§ 57 LWO, Briefwahl

§ 57 LWO
Wahlordnung des Landes Sachsen-Anhalt (Landeswahlordnung - LWO)
Landesrecht Sachsen-Anhalt

Teil 3 – Wahlhandlung → Abschnitt 2 – Besondere Regelungen

Titel: Wahlordnung des Landes Sachsen-Anhalt (Landeswahlordnung - LWO)
Normgeber: Sachsen-Anhalt
Amtliche Abkürzung: LWO
Gliederungs-Nr.: 111.15
Normtyp: Rechtsverordnung

(1) Für die Stimmabgabe durch Briefwahl gilt folgende Regelung:

  1. 1.

    Der Wahlberechtigte kennzeichnet persönlich und unbeobachtet seinen Stimmzettel.

  2. 2.

    Er legt den Stimmzettel unbeobachtet in den amtlichen Stimmzettelumschlag (blau) und verschließt diesen.

  3. 3.

    Er unterschreibt unter Angabe des Ortes und des Tages die auf dem Wahlschein vorgedruckte Versicherung an Eides statt zur Briefwahl.

  4. 4.

    Er legt den verschlossenen amtlichen Stimmzettelumschlag und den unterschriebenen Wahlschein in den amtlichen Wahlbriefumschlag (rot) und verschließt diesen.

  5. 5.

    Er übersendet den Wahlbrief durch ein Postunternehmen rechtzeitig an die nach Absatz 2 zuständige, auf dem Wahlbriefumschlag angegebene Stelle. Der Wahlbrief kann bei dieser Stelle auch abgegeben werden. Nach Eingang des Wahlbriefes bei der zuständigen Stelle darf dieser nicht mehr zurückgegeben werden.

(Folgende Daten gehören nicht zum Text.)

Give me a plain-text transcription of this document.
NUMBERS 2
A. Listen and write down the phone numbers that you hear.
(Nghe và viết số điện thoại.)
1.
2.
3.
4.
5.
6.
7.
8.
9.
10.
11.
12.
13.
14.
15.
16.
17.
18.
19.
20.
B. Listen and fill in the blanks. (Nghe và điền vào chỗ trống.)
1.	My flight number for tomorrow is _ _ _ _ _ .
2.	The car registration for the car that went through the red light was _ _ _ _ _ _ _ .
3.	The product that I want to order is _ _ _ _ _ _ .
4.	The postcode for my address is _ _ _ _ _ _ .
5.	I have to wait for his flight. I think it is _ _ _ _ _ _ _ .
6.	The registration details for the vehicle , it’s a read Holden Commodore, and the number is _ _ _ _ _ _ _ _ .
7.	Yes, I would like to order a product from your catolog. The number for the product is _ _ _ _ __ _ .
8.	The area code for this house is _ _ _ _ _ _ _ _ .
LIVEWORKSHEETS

(2) Die Wahlbriefe müssen bei dem Kreiswahlleiter des Wahlkreises, für den der Wahlschein gültig ist, eingehen. Sind aufgrund einer Anordnung nach § 6 Abs. 3 Briefwahlvorstände gebildet, legt der Kreiswahlleiter fest, wo die Wahlbriefe eingehen müssen.

(3) Für die Stimmabgabe von Wählern mit einer körperlichen Beeinträchtigung gilt § 50 entsprechend; hat der Wähler den Stimmzettel durch eine Hilfsperson kennzeichnen lassen, so hat diese durch Unterschreiben der Versicherung an Eides statt zur Briefwahl zu bestätigen, dass sie den Stimmzettel nach dem erklärten Willen des Wählers gekennzeichnet hat. Die Hilfsperson muss das 16. Lebensjahr vollendet haben.

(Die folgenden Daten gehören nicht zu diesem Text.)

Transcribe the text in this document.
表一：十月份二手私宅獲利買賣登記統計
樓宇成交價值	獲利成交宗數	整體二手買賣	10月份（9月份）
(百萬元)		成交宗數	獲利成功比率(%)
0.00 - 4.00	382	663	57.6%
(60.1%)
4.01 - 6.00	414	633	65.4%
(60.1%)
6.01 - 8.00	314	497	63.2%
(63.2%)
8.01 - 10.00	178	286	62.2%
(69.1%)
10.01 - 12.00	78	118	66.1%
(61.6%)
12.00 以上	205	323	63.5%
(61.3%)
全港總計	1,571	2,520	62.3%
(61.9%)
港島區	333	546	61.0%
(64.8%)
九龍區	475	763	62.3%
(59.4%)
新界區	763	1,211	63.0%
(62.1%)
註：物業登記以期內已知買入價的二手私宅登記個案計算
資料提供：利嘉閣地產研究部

(4) In Krankenhäusern, Altenheimen, Altenwohnheimen, Pflegeheimen, Erholungsheimen, sozialtherapeutischen Anstalten und Justizvollzugsanstalten sowie in Gemeinschaftsunterkünften ist Vorsorge zu treffen, dass der Stimmzettel unbeobachtet gekennzeichnet und in den Stimmzettelumschlag gelegt werden kann. Die Leitung der Einrichtung bestimmt einen geeigneten Raum, veranlasst dessen Ausstattung und gibt den Wahlberechtigten bekannt, zu welcher Zeit der Raum für die Ausübung der Briefwahl zur Verfügung steht.

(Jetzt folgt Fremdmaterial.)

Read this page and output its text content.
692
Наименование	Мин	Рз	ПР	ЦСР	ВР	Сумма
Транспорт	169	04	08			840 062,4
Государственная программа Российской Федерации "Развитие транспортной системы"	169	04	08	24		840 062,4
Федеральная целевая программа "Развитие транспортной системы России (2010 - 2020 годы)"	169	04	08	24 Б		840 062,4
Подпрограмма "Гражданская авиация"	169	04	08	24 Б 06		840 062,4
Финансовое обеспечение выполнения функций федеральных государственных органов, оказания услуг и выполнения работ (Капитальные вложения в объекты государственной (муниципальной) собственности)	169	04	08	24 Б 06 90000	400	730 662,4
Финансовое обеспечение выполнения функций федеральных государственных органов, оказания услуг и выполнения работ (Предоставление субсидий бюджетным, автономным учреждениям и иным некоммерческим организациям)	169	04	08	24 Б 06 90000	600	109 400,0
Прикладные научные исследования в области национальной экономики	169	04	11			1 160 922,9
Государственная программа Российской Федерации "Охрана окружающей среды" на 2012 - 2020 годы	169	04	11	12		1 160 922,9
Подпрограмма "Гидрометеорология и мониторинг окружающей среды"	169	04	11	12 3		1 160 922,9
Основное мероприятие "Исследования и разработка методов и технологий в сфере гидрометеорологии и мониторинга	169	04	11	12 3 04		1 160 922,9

(5) Die Gemeinde weist die Leitungen der Einrichtungen in ihrem Gemeindegebiet spätestens am 13. Tag vor der Wahl auf die Regelung des Absatzes 4 hin.

(6) Holt der Wahlberechtigte persönlich den Wahlschein und die Briefwahlunterlagen bei der Gemeinde ab, so soll ihm Gelegenheit gegeben werden, die Briefwahl an Ort und Stelle auszuüben. Die Gemeinde hat in diesem Fall eine oder mehrere Wahlkabinen aufzustellen oder einen besonderen Raum verfügbar zu halten, damit die Stimmzettel unbeobachtet gekennzeichnet und in den Stimmzettelumschlag gelegt werden können. Die Gemeinde nimmt die Wahlbriefe entgegen, hält sie unter Verschluss und übersendet sie der nach Absatz 2 zuständigen Stelle. Sie sorgt dafür, dass alle von ihr entgegengenommenen Wahlbriefe spätestens am Vormittag des Wahltages dort eingehen.